Recent Whistleblower Trends
The DOJ announcement continues the trend of increasing reliance on whistleblower policies to incentivize self-disclosure and cooperation. Earlier this year, the US Attorney’s Office for the Southern District of New York (SDNY) launched the new SDNY Whistleblower Pilot Program, which offers non-prosecution agreements (NPAs) to individuals who self-disclose their own misconduct—a significant departure from past DOJ policy (see our blog post here). Monaco also highlighted a similar program at the US Attorney’s Office for the Northern District of California (ND Cal), which is currently piloting a program that offers NPAs to wrongdoers who self-disclose to authorities and cooperate against more culpable targets.
Other federal agencies, including the SEC, the Financial Crimes Enforcement Network (FinCEN), and the Commodities Futures Trading Commission (CFTC), have in parallel launched or updated their own whistleblower programs, encouraging cooperation with sizable financial awards and other forms of protection from prosecution. For example, after adding $300 million to the fund for informant payouts, FinCEN received more than fifty tips within the first month.
Key Takeaways from Monaco’s Announcement
DOJ’s announcement of a financial incentive program for individuals who are not involved in the misconduct they report could be a gamechanger.

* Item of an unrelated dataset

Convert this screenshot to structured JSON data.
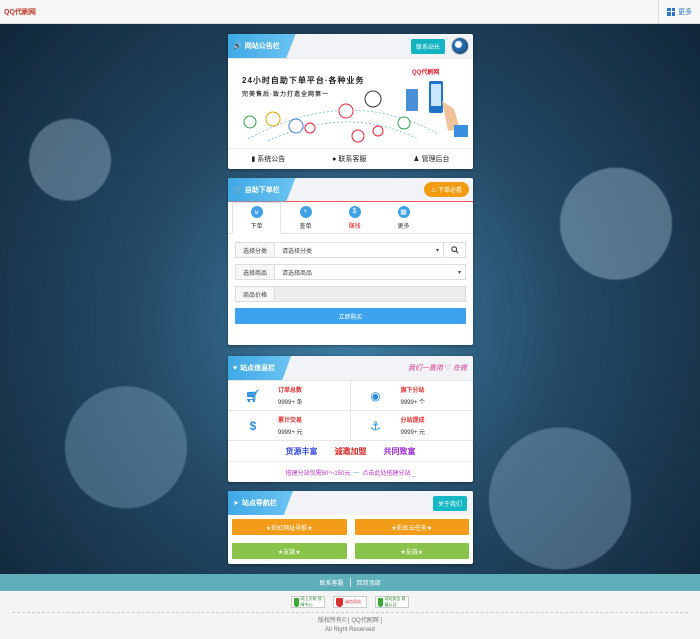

- First, the new program may increase the number of matters reported to DOJ for investigation. Data from whistleblower programs of other agencies show that when individuals are incentivized, reporting typically increases. As has always been true, a robust and effective corporate compliance program is the best defense to aggressive DOJ enforcement.
- Second, DOJ’s new program may place additional pressure on corporations to consider self-disclosing misconduct soon after they learn of it. As Monaco said, the new DOJ policy makes clear to corporations, “knock on our door before we knock on yours.”